Waarborgen van kwaliteit
De beraadsgroep heeft tot taak concepten van adviezen te toetsen op methodologie, betooglijn, consistentie en begrijpelijkheid. Doel van die toetsing is het waarborgen van een consistente kwaliteit van adviezen van de Gezondheidsraad. Per advies wordt bekeken of de gestelde vraag beantwoord wordt en of dat overtuigend gebeurt. Bovendien wordt beoordeeld of er voldoende rekenschap is gegeven van ontwikkelingen in het veld.
Nieuwe samenstelling
De beraadsgroep bestaat uit 23 wetenschappelijk deskundigen met kennis en overzicht over het brede terrein van gezondheidszorg en volksgezondheid.

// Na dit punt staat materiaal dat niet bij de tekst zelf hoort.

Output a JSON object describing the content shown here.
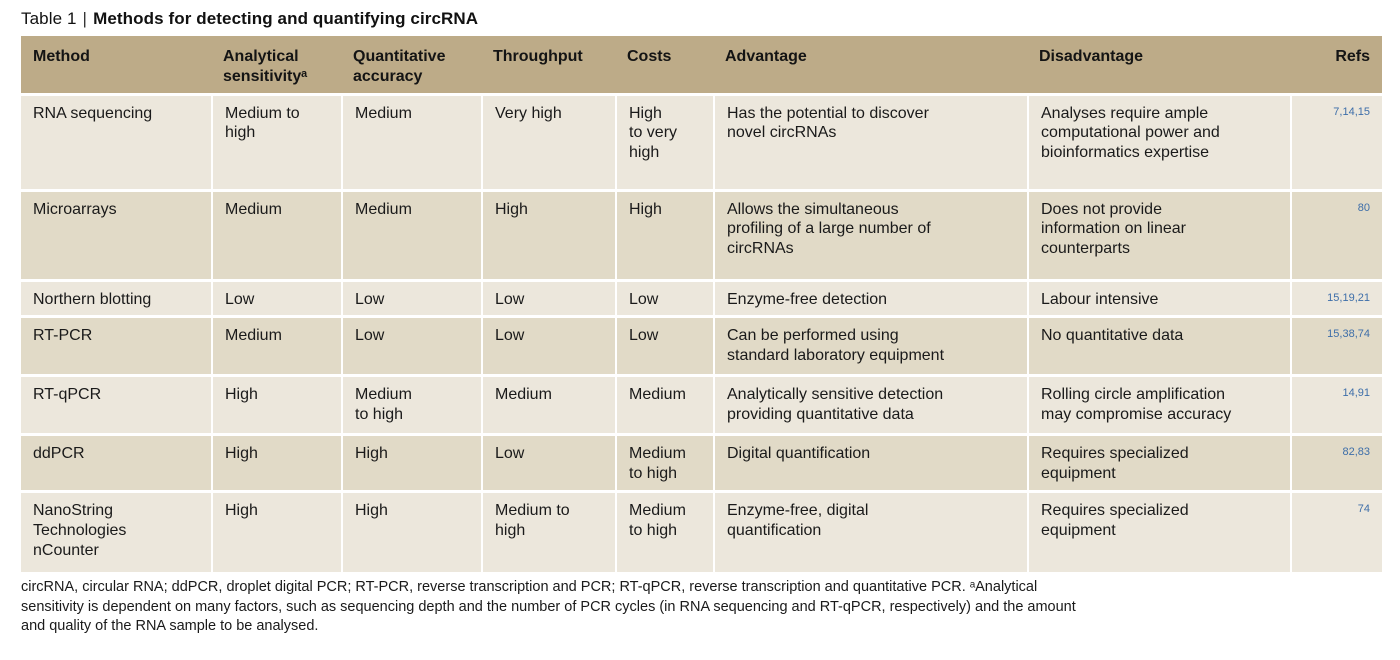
{
  "title": {
    "prefix": "Table 1",
    "separator": "|",
    "text": "Methods for detecting and quantifying circRNA"
  },
  "colors": {
    "header_bg": "#bdab88",
    "row_light": "#ece7dc",
    "row_dark": "#e1dac7",
    "text": "#1a1a1a",
    "refs_blue": "#3d6ea9",
    "page_bg": "#ffffff"
  },
  "table": {
    "columns": [
      {
        "label": "Method"
      },
      {
        "label": "Analytical\nsensitivityᵃ"
      },
      {
        "label": "Quantitative\naccuracy"
      },
      {
        "label": "Throughput"
      },
      {
        "label": "Costs"
      },
      {
        "label": "Advantage"
      },
      {
        "label": "Disadvantage"
      },
      {
        "label": "Refs"
      }
    ],
    "rows": [
      {
        "method": "RNA sequencing",
        "analytical_sensitivity": "Medium to\nhigh",
        "quantitative_accuracy": "Medium",
        "throughput": "Very high",
        "costs": "High\nto very\nhigh",
        "advantage": "Has the potential to discover\nnovel circRNAs",
        "disadvantage": "Analyses require ample\ncomputational power and\nbioinformatics expertise",
        "refs": "7,14,15"
      },
      {
        "method": "Microarrays",
        "analytical_sensitivity": "Medium",
        "quantitative_accuracy": "Medium",
        "throughput": "High",
        "costs": "High",
        "advantage": "Allows the simultaneous\nprofiling of a large number of\ncircRNAs",
        "disadvantage": "Does not provide\ninformation on linear\ncounterparts",
        "refs": "80"
      },
      {
        "method": "Northern blotting",
        "analytical_sensitivity": "Low",
        "quantitative_accuracy": "Low",
        "throughput": "Low",
        "costs": "Low",
        "advantage": "Enzyme-free detection",
        "disadvantage": "Labour intensive",
        "refs": "15,19,21"
      },
      {
        "method": "RT-PCR",
        "analytical_sensitivity": "Medium",
        "quantitative_accuracy": "Low",
        "throughput": "Low",
        "costs": "Low",
        "advantage": "Can be performed using\nstandard laboratory equipment",
        "disadvantage": "No quantitative data",
        "refs": "15,38,74"
      },
      {
        "method": "RT-qPCR",
        "analytical_sensitivity": "High",
        "quantitative_accuracy": "Medium\nto high",
        "throughput": "Medium",
        "costs": "Medium",
        "advantage": "Analytically sensitive detection\nproviding quantitative data",
        "disadvantage": "Rolling circle amplification\nmay compromise accuracy",
        "refs": "14,91"
      },
      {
        "method": "ddPCR",
        "analytical_sensitivity": "High",
        "quantitative_accuracy": "High",
        "throughput": "Low",
        "costs": "Medium\nto high",
        "advantage": "Digital quantification",
        "disadvantage": "Requires specialized\nequipment",
        "refs": "82,83"
      },
      {
        "method": "NanoString\nTechnologies\nnCounter",
        "analytical_sensitivity": "High",
        "quantitative_accuracy": "High",
        "throughput": "Medium to\nhigh",
        "costs": "Medium\nto high",
        "advantage": "Enzyme-free, digital\nquantification",
        "disadvantage": "Requires specialized\nequipment",
        "refs": "74"
      }
    ]
  },
  "footnote": "circRNA, circular RNA; ddPCR, droplet digital PCR; RT-PCR, reverse transcription and PCR; RT-qPCR, reverse transcription and quantitative PCR. ᵃAnalytical\nsensitivity is dependent on many factors, such as sequencing depth and the number of PCR cycles (in RNA sequencing and RT-qPCR, respectively) and the amount\nand quality of the RNA sample to be analysed."
}
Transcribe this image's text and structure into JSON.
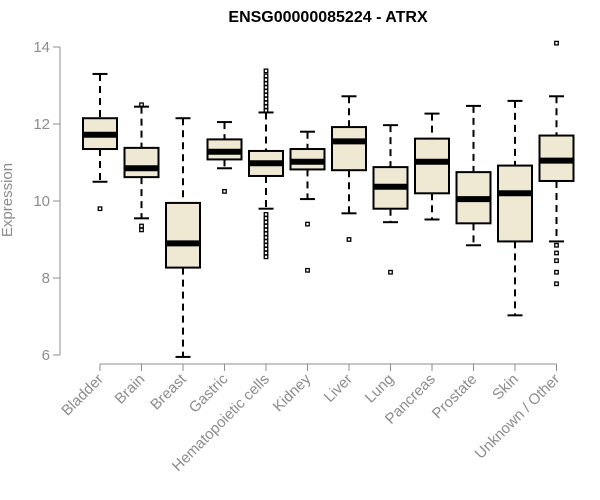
{
  "chart_data": {
    "type": "box",
    "title": "ENSG00000085224 - ATRX",
    "ylabel": "Expression",
    "xlabel": "",
    "ylim": [
      6,
      14
    ],
    "yticks": [
      6,
      8,
      10,
      12,
      14
    ],
    "colors": {
      "box_fill": "#efe8d2",
      "stroke": "#000000",
      "axis": "#8c8c8c"
    },
    "categories": [
      "Bladder",
      "Brain",
      "Breast",
      "Gastric",
      "Hematopoietic cells",
      "Kidney",
      "Liver",
      "Lung",
      "Pancreas",
      "Prostate",
      "Skin",
      "Unknown / Other"
    ],
    "boxes": [
      {
        "whisker_low": 10.5,
        "q1": 11.35,
        "median": 11.72,
        "q3": 12.15,
        "whisker_high": 13.3,
        "outliers": [
          9.8
        ]
      },
      {
        "whisker_low": 9.55,
        "q1": 10.62,
        "median": 10.85,
        "q3": 11.38,
        "whisker_high": 12.45,
        "outliers": [
          9.25,
          9.35,
          12.5
        ]
      },
      {
        "whisker_low": 5.95,
        "q1": 8.27,
        "median": 8.9,
        "q3": 9.95,
        "whisker_high": 12.15,
        "outliers": []
      },
      {
        "whisker_low": 10.85,
        "q1": 11.08,
        "median": 11.28,
        "q3": 11.6,
        "whisker_high": 12.05,
        "outliers": [
          10.25
        ]
      },
      {
        "whisker_low": 9.8,
        "q1": 10.65,
        "median": 10.98,
        "q3": 11.3,
        "whisker_high": 12.3,
        "outliers": [
          8.55,
          8.65,
          8.75,
          8.85,
          8.95,
          9.05,
          9.15,
          9.25,
          9.35,
          9.45,
          9.55,
          9.65,
          12.35,
          12.45,
          12.55,
          12.65,
          12.75,
          12.85,
          12.95,
          13.05,
          13.15,
          13.25,
          13.38
        ]
      },
      {
        "whisker_low": 10.05,
        "q1": 10.82,
        "median": 11.02,
        "q3": 11.35,
        "whisker_high": 11.8,
        "outliers": [
          8.2,
          9.4
        ]
      },
      {
        "whisker_low": 9.68,
        "q1": 10.8,
        "median": 11.55,
        "q3": 11.92,
        "whisker_high": 12.72,
        "outliers": [
          9.0
        ]
      },
      {
        "whisker_low": 9.45,
        "q1": 9.8,
        "median": 10.37,
        "q3": 10.88,
        "whisker_high": 11.97,
        "outliers": [
          8.15
        ]
      },
      {
        "whisker_low": 9.52,
        "q1": 10.2,
        "median": 11.02,
        "q3": 11.62,
        "whisker_high": 12.27,
        "outliers": []
      },
      {
        "whisker_low": 8.85,
        "q1": 9.42,
        "median": 10.05,
        "q3": 10.75,
        "whisker_high": 12.47,
        "outliers": []
      },
      {
        "whisker_low": 7.03,
        "q1": 8.95,
        "median": 10.2,
        "q3": 10.92,
        "whisker_high": 12.6,
        "outliers": []
      },
      {
        "whisker_low": 8.95,
        "q1": 10.52,
        "median": 11.05,
        "q3": 11.7,
        "whisker_high": 12.72,
        "outliers": [
          7.85,
          8.15,
          8.45,
          8.65,
          8.85,
          14.1
        ]
      }
    ]
  }
}
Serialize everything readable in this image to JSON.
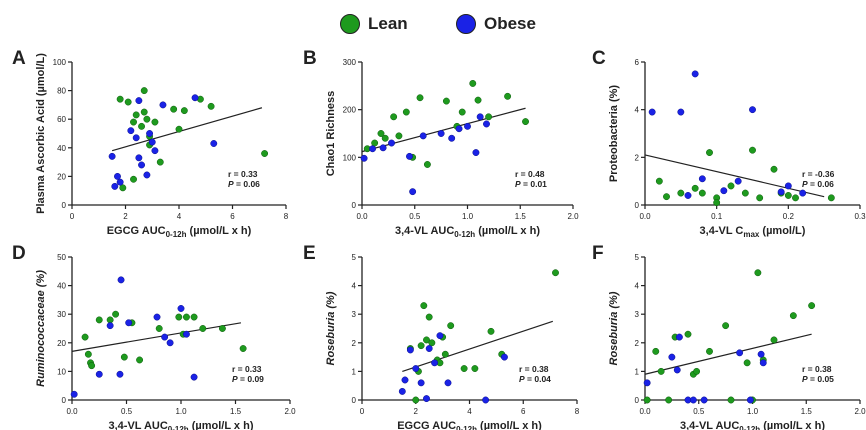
{
  "legend": {
    "lean": {
      "label": "Lean",
      "color": "#1e9a1e"
    },
    "obese": {
      "label": "Obese",
      "color": "#1a22e6"
    }
  },
  "chart_data": [
    {
      "type": "scatter",
      "panel": "A",
      "xlabel": "EGCG AUC",
      "xlabel_sub": "0-12h",
      "xlabel_suffix": " (µmol/L x h)",
      "ylabel": "Plasma Ascorbic Acid (µmol/L)",
      "ylabel_italic": false,
      "xlim": [
        0,
        8
      ],
      "ylim": [
        0,
        100
      ],
      "xticks": [
        0,
        2,
        4,
        6,
        8
      ],
      "xtick_labels": [
        "0",
        "2",
        "4",
        "6",
        "8"
      ],
      "yticks": [
        0,
        20,
        40,
        60,
        80,
        100
      ],
      "ytick_labels": [
        "0",
        "20",
        "40",
        "60",
        "80",
        "100"
      ],
      "stat_r": "r = 0.33",
      "stat_p": "= 0.06",
      "trend": [
        [
          1.5,
          38
        ],
        [
          7.1,
          68
        ]
      ],
      "lean": [
        [
          1.8,
          74
        ],
        [
          2.1,
          72
        ],
        [
          2.3,
          58
        ],
        [
          2.4,
          63
        ],
        [
          2.6,
          55
        ],
        [
          2.7,
          80
        ],
        [
          2.7,
          65
        ],
        [
          2.9,
          48
        ],
        [
          2.9,
          42
        ],
        [
          3.1,
          58
        ],
        [
          3.3,
          30
        ],
        [
          3.8,
          67
        ],
        [
          4.0,
          53
        ],
        [
          4.2,
          66
        ],
        [
          4.8,
          74
        ],
        [
          5.2,
          69
        ],
        [
          7.2,
          36
        ],
        [
          1.9,
          12
        ],
        [
          2.3,
          18
        ],
        [
          2.8,
          60
        ]
      ],
      "obese": [
        [
          1.5,
          34
        ],
        [
          1.6,
          13
        ],
        [
          1.7,
          20
        ],
        [
          1.8,
          16
        ],
        [
          2.2,
          52
        ],
        [
          2.4,
          47
        ],
        [
          2.5,
          33
        ],
        [
          2.6,
          28
        ],
        [
          2.8,
          21
        ],
        [
          2.9,
          50
        ],
        [
          3.0,
          44
        ],
        [
          3.1,
          38
        ],
        [
          3.4,
          70
        ],
        [
          4.6,
          75
        ],
        [
          5.3,
          43
        ],
        [
          2.5,
          73
        ]
      ]
    },
    {
      "type": "scatter",
      "panel": "B",
      "xlabel": "3,4-VL AUC",
      "xlabel_sub": "0-12h",
      "xlabel_suffix": " (µmol/L x h)",
      "ylabel": "Chao1 Richness",
      "ylabel_italic": false,
      "xlim": [
        0,
        2.0
      ],
      "ylim": [
        0,
        300
      ],
      "xticks": [
        0,
        0.5,
        1.0,
        1.5,
        2.0
      ],
      "xtick_labels": [
        "0.0",
        "0.5",
        "1.0",
        "1.5",
        "2.0"
      ],
      "yticks": [
        0,
        100,
        200,
        300
      ],
      "ytick_labels": [
        "0",
        "100",
        "200",
        "300"
      ],
      "stat_r": "r = 0.48",
      "stat_p": "= 0.01",
      "trend": [
        [
          0.0,
          112
        ],
        [
          1.55,
          203
        ]
      ],
      "lean": [
        [
          0.05,
          118
        ],
        [
          0.12,
          130
        ],
        [
          0.18,
          150
        ],
        [
          0.22,
          140
        ],
        [
          0.3,
          185
        ],
        [
          0.42,
          195
        ],
        [
          0.48,
          100
        ],
        [
          0.55,
          225
        ],
        [
          0.62,
          85
        ],
        [
          0.8,
          218
        ],
        [
          0.95,
          195
        ],
        [
          1.05,
          255
        ],
        [
          1.1,
          220
        ],
        [
          1.2,
          185
        ],
        [
          1.38,
          228
        ],
        [
          1.55,
          175
        ],
        [
          0.35,
          145
        ],
        [
          0.9,
          165
        ]
      ],
      "obese": [
        [
          0.02,
          98
        ],
        [
          0.1,
          118
        ],
        [
          0.2,
          120
        ],
        [
          0.28,
          130
        ],
        [
          0.45,
          102
        ],
        [
          0.48,
          28
        ],
        [
          0.58,
          145
        ],
        [
          0.85,
          140
        ],
        [
          0.92,
          160
        ],
        [
          1.0,
          165
        ],
        [
          1.08,
          110
        ],
        [
          1.12,
          185
        ],
        [
          1.18,
          170
        ],
        [
          0.75,
          150
        ]
      ]
    },
    {
      "type": "scatter",
      "panel": "C",
      "xlabel": "3,4-VL C",
      "xlabel_sub": "max",
      "xlabel_suffix": " (µmol/L)",
      "ylabel": "Proteobacteria (%)",
      "ylabel_italic": false,
      "xlim": [
        0,
        0.3
      ],
      "ylim": [
        0,
        6
      ],
      "xticks": [
        0,
        0.1,
        0.2,
        0.3
      ],
      "xtick_labels": [
        "0.0",
        "0.1",
        "0.2",
        "0.3"
      ],
      "yticks": [
        0,
        2,
        4,
        6
      ],
      "ytick_labels": [
        "0",
        "2",
        "4",
        "6"
      ],
      "stat_r": "r = -0.36",
      "stat_p": "= 0.06",
      "trend": [
        [
          0.0,
          2.1
        ],
        [
          0.25,
          0.35
        ]
      ],
      "lean": [
        [
          0.02,
          1.0
        ],
        [
          0.03,
          0.35
        ],
        [
          0.05,
          0.5
        ],
        [
          0.07,
          0.7
        ],
        [
          0.08,
          0.5
        ],
        [
          0.09,
          2.2
        ],
        [
          0.1,
          0.3
        ],
        [
          0.1,
          0.1
        ],
        [
          0.12,
          0.8
        ],
        [
          0.14,
          0.5
        ],
        [
          0.15,
          2.3
        ],
        [
          0.16,
          0.3
        ],
        [
          0.18,
          1.5
        ],
        [
          0.19,
          0.5
        ],
        [
          0.2,
          0.4
        ],
        [
          0.21,
          0.3
        ],
        [
          0.26,
          0.3
        ]
      ],
      "obese": [
        [
          0.01,
          3.9
        ],
        [
          0.05,
          3.9
        ],
        [
          0.07,
          5.5
        ],
        [
          0.08,
          1.1
        ],
        [
          0.11,
          0.6
        ],
        [
          0.13,
          1.0
        ],
        [
          0.15,
          4.0
        ],
        [
          0.19,
          0.55
        ],
        [
          0.2,
          0.8
        ],
        [
          0.22,
          0.5
        ],
        [
          0.06,
          0.4
        ]
      ]
    },
    {
      "type": "scatter",
      "panel": "D",
      "xlabel": "3,4-VL AUC",
      "xlabel_sub": "0-12h",
      "xlabel_suffix": " (µmol/L x h)",
      "ylabel": "Ruminococcaceae (%)",
      "ylabel_italic": true,
      "xlim": [
        0,
        2.0
      ],
      "ylim": [
        0,
        50
      ],
      "xticks": [
        0,
        0.5,
        1.0,
        1.5,
        2.0
      ],
      "xtick_labels": [
        "0.0",
        "0.5",
        "1.0",
        "1.5",
        "2.0"
      ],
      "yticks": [
        0,
        10,
        20,
        30,
        40,
        50
      ],
      "ytick_labels": [
        "0",
        "10",
        "20",
        "30",
        "40",
        "50"
      ],
      "stat_r": "r = 0.33",
      "stat_p": "= 0.09",
      "trend": [
        [
          0.0,
          17
        ],
        [
          1.55,
          27
        ]
      ],
      "lean": [
        [
          0.12,
          22
        ],
        [
          0.15,
          16
        ],
        [
          0.17,
          13
        ],
        [
          0.18,
          12
        ],
        [
          0.25,
          28
        ],
        [
          0.35,
          28
        ],
        [
          0.4,
          30
        ],
        [
          0.48,
          15
        ],
        [
          0.55,
          27
        ],
        [
          0.62,
          14
        ],
        [
          0.8,
          25
        ],
        [
          0.98,
          29
        ],
        [
          1.02,
          23
        ],
        [
          1.05,
          29
        ],
        [
          1.12,
          29
        ],
        [
          1.2,
          25
        ],
        [
          1.38,
          25
        ],
        [
          1.57,
          18
        ]
      ],
      "obese": [
        [
          0.02,
          2
        ],
        [
          0.25,
          9
        ],
        [
          0.35,
          26
        ],
        [
          0.44,
          9
        ],
        [
          0.45,
          42
        ],
        [
          0.52,
          27
        ],
        [
          0.78,
          29
        ],
        [
          0.85,
          22
        ],
        [
          0.9,
          20
        ],
        [
          1.0,
          32
        ],
        [
          1.05,
          23
        ],
        [
          1.12,
          8
        ]
      ]
    },
    {
      "type": "scatter",
      "panel": "E",
      "xlabel": "EGCG AUC",
      "xlabel_sub": "0-12h",
      "xlabel_suffix": " (µmol/L x h)",
      "ylabel": "Roseburia (%)",
      "ylabel_italic": true,
      "xlim": [
        0,
        8
      ],
      "ylim": [
        0,
        5
      ],
      "xticks": [
        0,
        2,
        4,
        6,
        8
      ],
      "xtick_labels": [
        "0",
        "2",
        "4",
        "6",
        "8"
      ],
      "yticks": [
        0,
        1,
        2,
        3,
        4,
        5
      ],
      "ytick_labels": [
        "0",
        "1",
        "2",
        "3",
        "4",
        "5"
      ],
      "stat_r": "r = 0.38",
      "stat_p": "= 0.04",
      "trend": [
        [
          1.5,
          1.0
        ],
        [
          7.1,
          2.75
        ]
      ],
      "lean": [
        [
          1.8,
          1.8
        ],
        [
          2.0,
          0.0
        ],
        [
          2.1,
          1.0
        ],
        [
          2.2,
          1.9
        ],
        [
          2.3,
          3.3
        ],
        [
          2.4,
          2.1
        ],
        [
          2.5,
          2.9
        ],
        [
          2.6,
          2.0
        ],
        [
          2.8,
          1.4
        ],
        [
          3.0,
          2.2
        ],
        [
          3.1,
          1.6
        ],
        [
          3.3,
          2.6
        ],
        [
          3.8,
          1.1
        ],
        [
          4.2,
          1.1
        ],
        [
          4.8,
          2.4
        ],
        [
          5.2,
          1.6
        ],
        [
          7.2,
          4.45
        ],
        [
          2.9,
          1.3
        ]
      ],
      "obese": [
        [
          1.5,
          0.3
        ],
        [
          1.6,
          0.7
        ],
        [
          1.8,
          1.75
        ],
        [
          2.0,
          1.1
        ],
        [
          2.2,
          0.6
        ],
        [
          2.5,
          1.8
        ],
        [
          2.7,
          1.3
        ],
        [
          2.9,
          2.25
        ],
        [
          3.2,
          0.6
        ],
        [
          4.6,
          0.0
        ],
        [
          5.3,
          1.5
        ],
        [
          2.4,
          0.05
        ]
      ]
    },
    {
      "type": "scatter",
      "panel": "F",
      "xlabel": "3,4-VL AUC",
      "xlabel_sub": "0-12h",
      "xlabel_suffix": " (µmol/L x h)",
      "ylabel": "Roseburia (%)",
      "ylabel_italic": true,
      "xlim": [
        0,
        2.0
      ],
      "ylim": [
        0,
        5
      ],
      "xticks": [
        0,
        0.5,
        1.0,
        1.5,
        2.0
      ],
      "xtick_labels": [
        "0.0",
        "0.5",
        "1.0",
        "1.5",
        "2.0"
      ],
      "yticks": [
        0,
        1,
        2,
        3,
        4,
        5
      ],
      "ytick_labels": [
        "0",
        "1",
        "2",
        "3",
        "4",
        "5"
      ],
      "stat_r": "r = 0.38",
      "stat_p": "= 0.05",
      "trend": [
        [
          0.0,
          0.9
        ],
        [
          1.55,
          2.3
        ]
      ],
      "lean": [
        [
          0.1,
          1.7
        ],
        [
          0.15,
          1.0
        ],
        [
          0.22,
          0.0
        ],
        [
          0.28,
          2.2
        ],
        [
          0.4,
          2.3
        ],
        [
          0.45,
          0.9
        ],
        [
          0.48,
          1.0
        ],
        [
          0.6,
          1.7
        ],
        [
          0.75,
          2.6
        ],
        [
          0.8,
          0.0
        ],
        [
          0.95,
          1.3
        ],
        [
          1.05,
          4.45
        ],
        [
          1.1,
          1.4
        ],
        [
          1.2,
          2.1
        ],
        [
          1.38,
          2.95
        ],
        [
          1.55,
          3.3
        ],
        [
          1.0,
          0.0
        ],
        [
          0.02,
          0.0
        ]
      ],
      "obese": [
        [
          0.02,
          0.6
        ],
        [
          0.25,
          1.5
        ],
        [
          0.32,
          2.2
        ],
        [
          0.4,
          0.0
        ],
        [
          0.45,
          0.0
        ],
        [
          0.55,
          0.0
        ],
        [
          0.88,
          1.65
        ],
        [
          0.98,
          0.0
        ],
        [
          1.08,
          1.6
        ],
        [
          1.1,
          1.3
        ],
        [
          0.3,
          1.05
        ]
      ]
    }
  ]
}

De samenstelling is te vinden op de website. De beraadsgroep heeft twee voorzitters, die bij toerbeurt de vergadering voorzitten. Dat zijn prof. dr. Jan Nijhuis, emeritus hoogleraar obstetrie en gynaecologie, en prof. dr. Suzanne van de Vathorst, universitair hoofddocent gezondheidsethiek aan het Erasmus MC Rotterdam en bijzonder hoogleraar kwaliteit van de laatste levensfase en van sterven aan de UvA Amsterdam.
Van twee naar één
Voorheen kende de Gezondheidsraad twee beraadsgroepen, elk bestaand uit zeventien raadsleden: de Beraadsgroep Gezondheidszorg, waarbij adviezen over medisch inhoudelijke kwesties centraal stonden en de Beraadsgroep Volksgezondheid, waarbij het ging om adviezen over de gezondheidstoestand van de bevolking als geheel of van groepen daarbinnen. Uit evaluaties bleek dat er in de werkwijze van de raad behoefte was aan het vergroten van de flexibiliteit van de toetsingsmomenten. In de zomer van 2019 is geëxperimenteerd met een nieuwe werkwijze, waarbij men in kleinere samenstelling vaker bij elkaar kwam. Belangrijkste voorwaarde daarbij was het behoud van de hoge kwaliteit van toetsing. Het experiment heeft onder anderen geleid tot het samenvoegen van twee beraadsgroepen naar één en het uitbreiden van het aantal toetsingsmomenten.